I stopped posting on 3FC months ago because I was getting discouraged and I didn't feel like thinking about weight loss. I told myself that it didn't matter, that everything was fine. Well, I've finally admitted to myself that it's not fine, and that in order to hold myself accountable, I'll need to acknowledge this somewhere-- so here I am again.
I was always a scrawny kid, and then a fit teenager (I ran cross country and track), but then an injury in college forced me to slow down. I had suffered from an eating disorder for a few years, and then after I started eating normally the weight piled on. I was up to almost 150 pounds at one point, and at 5'4", it was pretty noticeable. Slowly, just from my metabolism getting back on track, I made it to about 136. I focused on losing weight about 4 years ago, but since I had never dieted the "proper" way before, I didn't know how much to eat. I settled in at about 132 and just decided to let things be.
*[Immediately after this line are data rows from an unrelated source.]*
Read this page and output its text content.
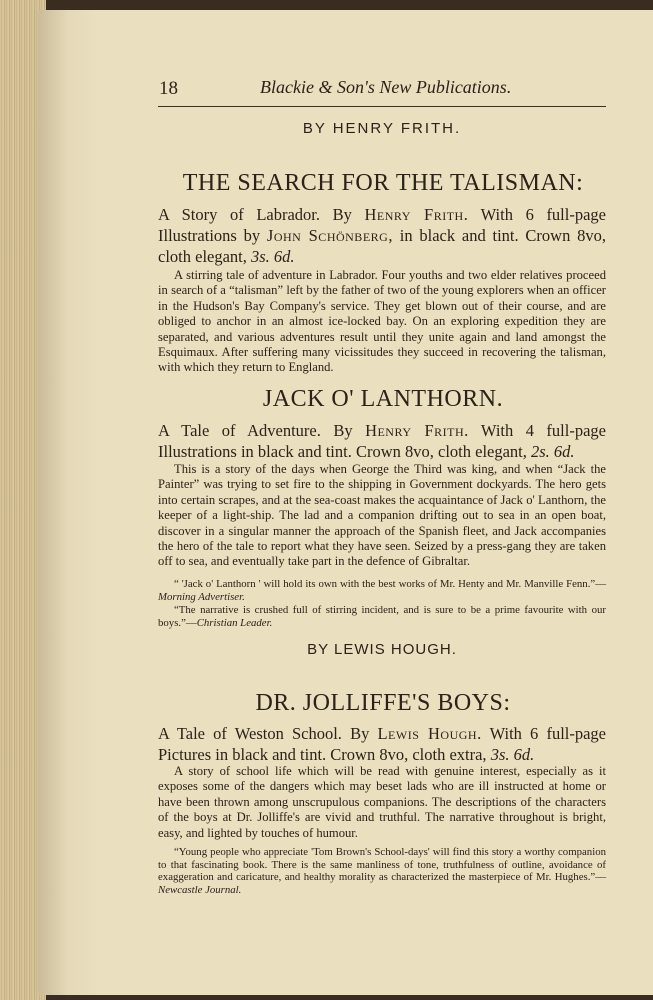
18	Blackie & Son's New Publications.
BY HENRY FRITH.
THE SEARCH FOR THE TALISMAN:
A Story of Labrador. By Henry Frith. With 6 full-page Illustrations by John Schönberg, in black and tint. Crown 8vo, cloth elegant, 3s. 6d.
A stirring tale of adventure in Labrador. Four youths and two elder relatives proceed in search of a “talisman” left by the father of two of the young explorers when an officer in the Hudson's Bay Company's service. They get blown out of their course, and are obliged to anchor in an almost ice-locked bay. On an exploring expedition they are separated, and various adventures result until they unite again and land amongst the Esquimaux. After suffering many vicissitudes they succeed in recovering the talisman, with which they return to England.
JACK O' LANTHORN.
A Tale of Adventure. By Henry Frith. With 4 full-page Illustrations in black and tint. Crown 8vo, cloth elegant, 2s. 6d.
This is a story of the days when George the Third was king, and when “Jack the Painter” was trying to set fire to the shipping in Government dockyards. The hero gets into certain scrapes, and at the sea-coast makes the acquaintance of Jack o' Lanthorn, the keeper of a light-ship. The lad and a companion drifting out to sea in an open boat, discover in a singular manner the approach of the Spanish fleet, and Jack accompanies the hero of the tale to report what they have seen. Seized by a press-gang they are taken off to sea, and eventually take part in the defence of Gibraltar.
“ 'Jack o' Lanthorn ' will hold its own with the best works of Mr. Henty and Mr. Manville Fenn.”—Morning Advertiser.
“The narrative is crushed full of stirring incident, and is sure to be a prime favourite with our boys.”—Christian Leader.
BY LEWIS HOUGH.
DR. JOLLIFFE'S BOYS:
A Tale of Weston School. By Lewis Hough. With 6 full-page Pictures in black and tint. Crown 8vo, cloth extra, 3s. 6d.
A story of school life which will be read with genuine interest, especially as it exposes some of the dangers which may beset lads who are ill instructed at home or have been thrown among unscrupulous companions. The descriptions of the characters of the boys at Dr. Jolliffe's are vivid and truthful. The narrative throughout is bright, easy, and lighted by touches of humour.
“Young people who appreciate 'Tom Brown's School-days' will find this story a worthy companion to that fascinating book. There is the same manliness of tone, truthfulness of outline, avoidance of exaggeration and caricature, and healthy morality as characterized the masterpiece of Mr. Hughes.”—Newcastle Journal.
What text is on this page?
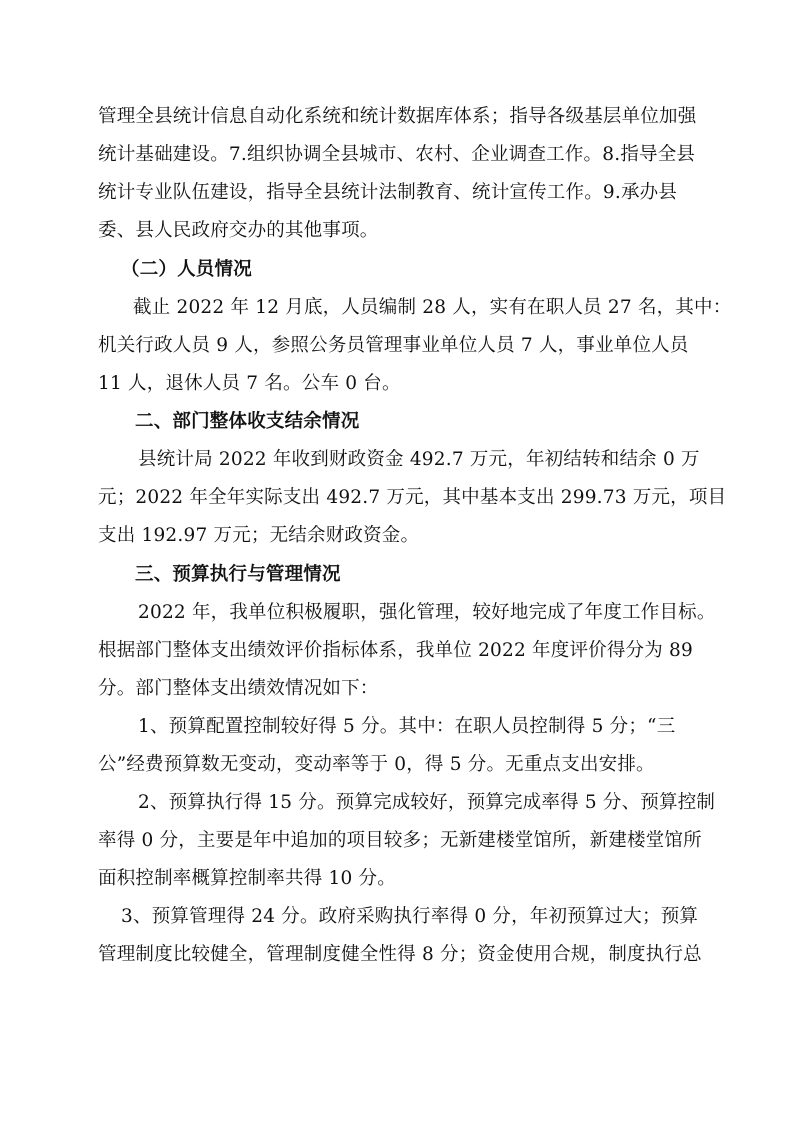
管理全县统计信息自动化系统和统计数据库体系；指导各级基层单位加强
统计基础建设。7.组织协调全县城市、农村、企业调查工作。8.指导全县
统计专业队伍建设，指导全县统计法制教育、统计宣传工作。9.承办县
委、县人民政府交办的其他事项。
（二）人员情况
截止 2022 年 12 月底，人员编制 28 人，实有在职人员 27 名，其中：
机关行政人员 9 人，参照公务员管理事业单位人员 7 人，事业单位人员
11 人，退休人员 7 名。公车 0 台。
二、部门整体收支结余情况
县统计局 2022 年收到财政资金 492.7 万元，年初结转和结余 0 万
元；2022 年全年实际支出 492.7 万元，其中基本支出 299.73 万元，项目
支出 192.97 万元；无结余财政资金。
三、预算执行与管理情况
2022 年，我单位积极履职，强化管理，较好地完成了年度工作目标。
根据部门整体支出绩效评价指标体系，我单位 2022 年度评价得分为 89
分。部门整体支出绩效情况如下：
1、预算配置控制较好得 5 分。其中：在职人员控制得 5 分；“三
公”经费预算数无变动，变动率等于 0，得 5 分。无重点支出安排。
2、预算执行得 15 分。预算完成较好，预算完成率得 5 分、预算控制
率得 0 分，主要是年中追加的项目较多；无新建楼堂馆所，新建楼堂馆所
面积控制率概算控制率共得 10 分。
3、预算管理得 24 分。政府采购执行率得 0 分，年初预算过大；预算
管理制度比较健全，管理制度健全性得 8 分；资金使用合规，制度执行总
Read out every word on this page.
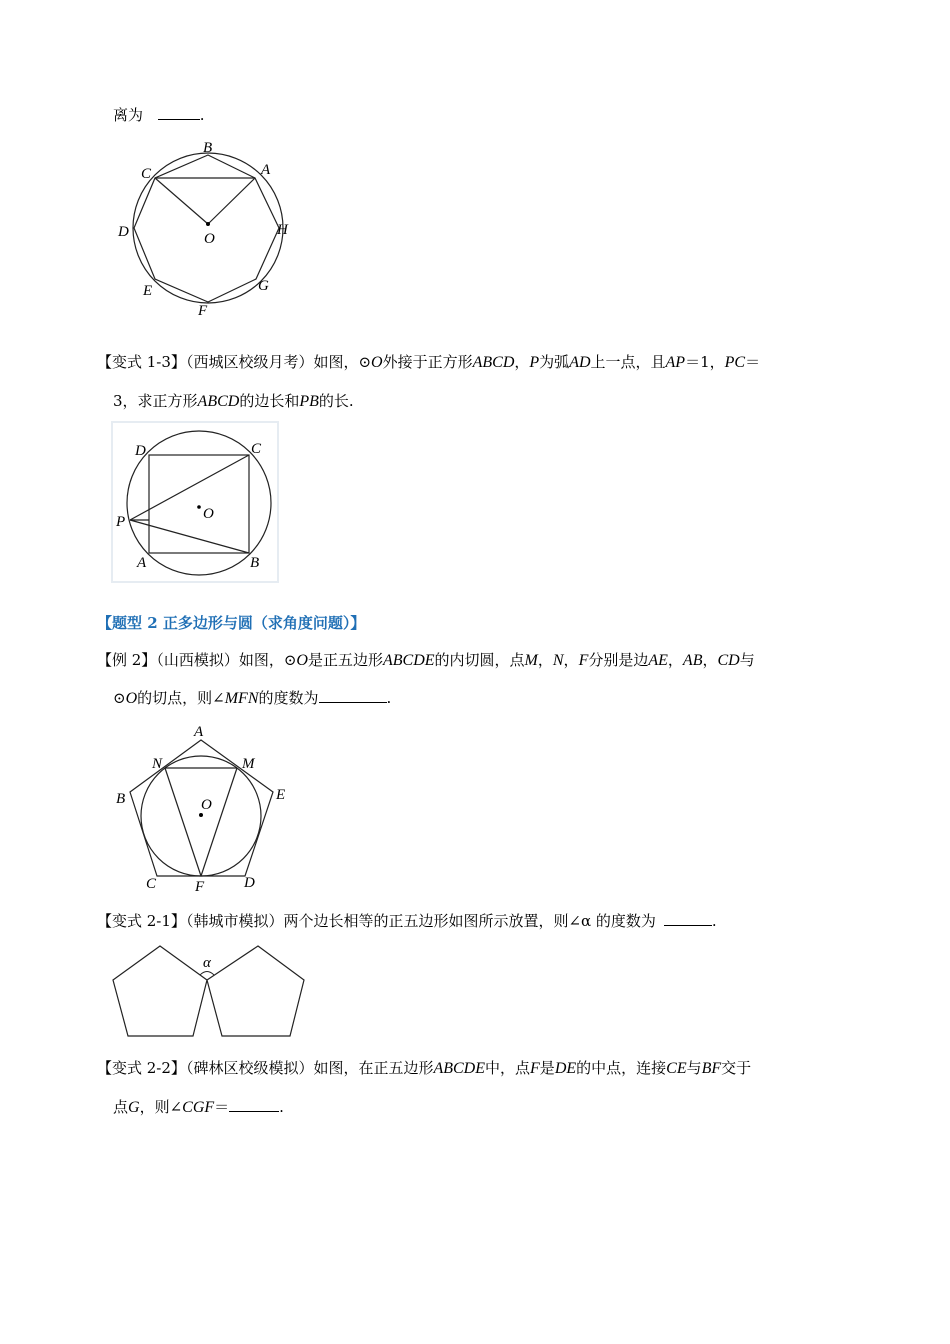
离为	.
B
A
C
D	O
H
E
F
G
【变式 1-3】（西城区校级月考）如图，⊙O外接于正方形ABCD，P为弧AD上一点，且AP＝1，PC＝
3，求正方形ABCD的边长和PB的长.
D	C
O
P
A	B
【题型 2 正多边形与圆（求角度问题）】
【例 2】（山西模拟）如图，⊙O是正五边形ABCDE的内切圆，点M，N，F分别是边AE，AB，CD与
⊙O的切点，则∠MFN的度数为	.
A
N	M
B	O
E
C	F	D
【变式 2-1】（韩城市模拟）两个边长相等的正五边形如图所示放置，则∠α 的度数为	.
α
【变式 2-2】（碑林区校级模拟）如图，在正五边形ABCDE中，点F是DE的中点，连接CE与BF交于
点G，则∠CGF＝	.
Then a couple of years ago I got down to 124, and then ate my way back up to 129. I currently sit at 127 because I've made a couple of changes and the weight is starting to come off again. Exercise has never been my problem. I run about 30-40 miles per week and spend some time cross training and weight training in the gym. My problem is food, plain and simple. Cake, candy, ice cream, pretty much everything that is high in empty calories and fat is my weakness.
Thanks to anyone that read all of that! When I was 5'3" and healthy (i.e. eating properly) I weighed about 114 pounds and was in excellent shape. I am 5'4" now and plan to get down to 118, however, that goal might be set higher or lower depending on how I look and feel. I am trying to get to a great running weight and if I go too low and my running suffers, I'll adjust accordingly.